What Is It?
A bladder infection, also called cystitis, is caused by an abnormal growth of bacteria inside the bladder, the balloon-like organ that stores urine. Bladder infections are one of the most common bacterial infections to affect humans, with up to one-third of all females having at least one infection at some point in their lives.
Bladder infections are classified as either simple or complicated. Simple bladder infections affect only healthy women with normal urinary systems. Bladder infections are rare in men who are otherwise healthy, so men are included in the complicated category with members of both sexes who have abnormal urinary systems.
Simple bladder infections — Simple bladder infections develop when bacteria migrate into the bladder. Because of the structure of the female urinary system, women are far more likely than men to get these infections. In women, the opening to the urethra (where urine comes out) is close to the rectum. Therefore, bacteria can migrate from the rectum, where bacterial counts are high, to the area around the vagina and urethra. From there, it is a short trip (4 centimeters, or less than 2 inches) through the urethra to the bladder. Sexual intercourse can propel these bacteria into the bladder, so there is an increased risk of bladder infections in sexually active women. Wiping toilet tissue from back to front after having a bowel movement also can transfer bacteria from the rectum to the urethra. For this reason, women should always try to wipe front to back.

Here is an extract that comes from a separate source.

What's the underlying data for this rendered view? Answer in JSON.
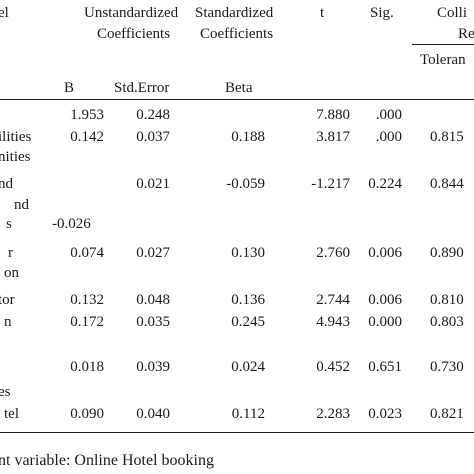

Complicated bladder infections — Bladder infections are classified as complicated when they affect people with an abnormal urinary system that makes these infections more difficult to treat. All bladder infections are considered complicated when they affect men, because the long male urethra should prevent bacteria from getting into the bladder. However, if the normal flow of urine is obstructed or urine is retained in the bladder, bacteria will multiply there, increasing the risk of infection. One reason urine may be retained in the bladder is nerve damage, either from an injury, such as a spinal cord injury, or because of a disease, such as diabetes. The most common reason for obstruction of urine flow in men is an enlarged prostate, common in men older than 50. Patients with indwelling urinary catheters (a tube inserted into the urethra to drain urine) also have high rates of bladder infections because the bacteria climb along the wall of the catheter to the bladder.